Theorem 1.13: Bernstein's inequality #
Let X₁, ..., Xₙ be independent with E(Xᵢ) = 0 and Xᵢ ~ subE(λ). Define X̄ = (1/n)Σᵢ Xᵢ. Then for any t > 0:
P(X̄ > t) ∨ P(X̄ < -t) ≤ exp[-n/2 · (t²/λ² ∧ t/λ)]
The proof uses the Chernoff bound with an optimized choice of parameter s₀ = min(1/λ, t/λ²), combined with independence to factor the MGF of the sum.
theorem
bernstein_right_tail
{Ω : Type u_1}
[MeasurableSpace Ω]
{μ : MeasureTheory.Measure Ω}
[MeasureTheory.IsProbabilityMeasure μ]
{n : ℕ}
{X : Fin n → Ω → ℝ}
{t lambda : ℝ}
(hn : 0 < n)
(ht : 0 < t)
(hlam : 0 < lambda)
(h_indep : ProbabilityTheory.iIndepFun X μ)
(h_meas : ∀ (i : Fin n), Measurable (X i))
(h_mgf : ∀ (i : Fin n) (s : ℝ), |s| ≤ 1 / lambda → ProbabilityTheory.mgf (X i) μ s ≤ Real.exp (s ^ 2 * lambda ^ 2 / 2))
(h_int : ∀ (i : Fin n) (s : ℝ), |s| ≤ 1 / lambda → MeasureTheory.Integrable (fun (ω : Ω) => Real.exp (s * X i ω)) μ)
:
Right tail of Bernstein's inequality: P(X̄ ≥ t) ≤ exp(-n/2 · min(t²/λ², t/λ)).
theorem
bernstein_left_tail
{Ω : Type u_1}
[MeasurableSpace Ω]
{μ : MeasureTheory.Measure Ω}
[MeasureTheory.IsProbabilityMeasure μ]
{n : ℕ}
{X : Fin n → Ω → ℝ}
{t lambda : ℝ}
(hn : 0 < n)
(ht : 0 < t)
(hlam : 0 < lambda)
(h_indep : ProbabilityTheory.iIndepFun X μ)
(h_meas : ∀ (i : Fin n), Measurable (X i))
(h_mgf : ∀ (i : Fin n) (s : ℝ), |s| ≤ 1 / lambda → ProbabilityTheory.mgf (X i) μ s ≤ Real.exp (s ^ 2 * lambda ^ 2 / 2))
(h_int : ∀ (i : Fin n) (s : ℝ), |s| ≤ 1 / lambda → MeasureTheory.Integrable (fun (ω : Ω) => Real.exp (s * X i ω)) μ)
:
Left tail of Bernstein's inequality: P(X̄ ≤ -t) ≤ exp(-n/2 · min(t²/λ², t/λ)).
theorem
theorem_1_13_bernstein_inequality
{Ω : Type u_1}
[MeasurableSpace Ω]
{μ : MeasureTheory.Measure Ω}
[MeasureTheory.IsProbabilityMeasure μ]
{n : ℕ}
{X : Fin n → Ω → ℝ}
{t lambda : ℝ}
(hn : 0 < n)
(ht : 0 < t)
(hlam : 0 < lambda)
(h_indep : ProbabilityTheory.iIndepFun X μ)
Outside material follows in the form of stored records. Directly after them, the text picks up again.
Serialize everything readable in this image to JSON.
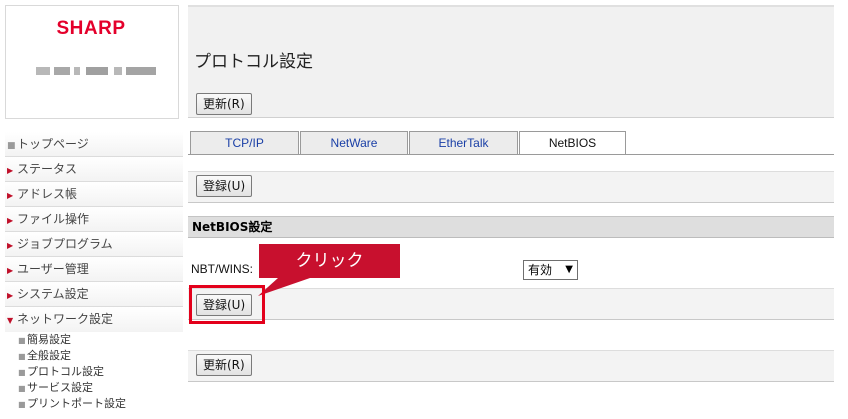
{
  "brand": {
    "logo": "SHARP"
  },
  "nav": {
    "items": [
      {
        "label": "トップページ",
        "marker": "square"
      },
      {
        "label": "ステータス",
        "marker": "arrow"
      },
      {
        "label": "アドレス帳",
        "marker": "arrow"
      },
      {
        "label": "ファイル操作",
        "marker": "arrow"
      },
      {
        "label": "ジョブプログラム",
        "marker": "arrow"
      },
      {
        "label": "ユーザー管理",
        "marker": "arrow"
      },
      {
        "label": "システム設定",
        "marker": "arrow"
      },
      {
        "label": "ネットワーク設定",
        "marker": "down"
      }
    ],
    "subitems": [
      {
        "label": "簡易設定"
      },
      {
        "label": "全般設定"
      },
      {
        "label": "プロトコル設定"
      },
      {
        "label": "サービス設定"
      },
      {
        "label": "プリントポート設定"
      }
    ]
  },
  "page": {
    "title": "プロトコル設定",
    "refresh_label": "更新(R)",
    "register_label": "登録(U)"
  },
  "tabs": [
    {
      "label": "TCP/IP",
      "active": false
    },
    {
      "label": "NetWare",
      "active": false
    },
    {
      "label": "EtherTalk",
      "active": false
    },
    {
      "label": "NetBIOS",
      "active": true
    }
  ],
  "section": {
    "title": "NetBIOS設定",
    "field_label": "NBT/WINS:",
    "field_value": "有効"
  },
  "annotation": {
    "callout_text": "クリック",
    "color": "#c8102e"
  }
}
(h_meas : ∀ (i : Fin n), Measurable (X i))
(h_sub_exp : ∀ (i : Fin n), IsSubExponential (X i) lambda)
(h_int : ∀ (i : Fin n) (s : ℝ), |s| ≤ 1 / lambda → MeasureTheory.Integrable (fun (ω : Ω) => Real.exp (s * X i ω)) μ)
:
Theorem 1.13 (Bernstein's inequality). Let X₁, ..., Xₙ be independent sub-exponential random variables with parameter λ. Then for any t > 0,
max(P(X̄ ≥ t), P(X̄ ≤ -t)) ≤ exp(-n/2 · min(t²/λ², t/λ))
where X̄ = (1/n)Σᵢ Xᵢ is the sample mean.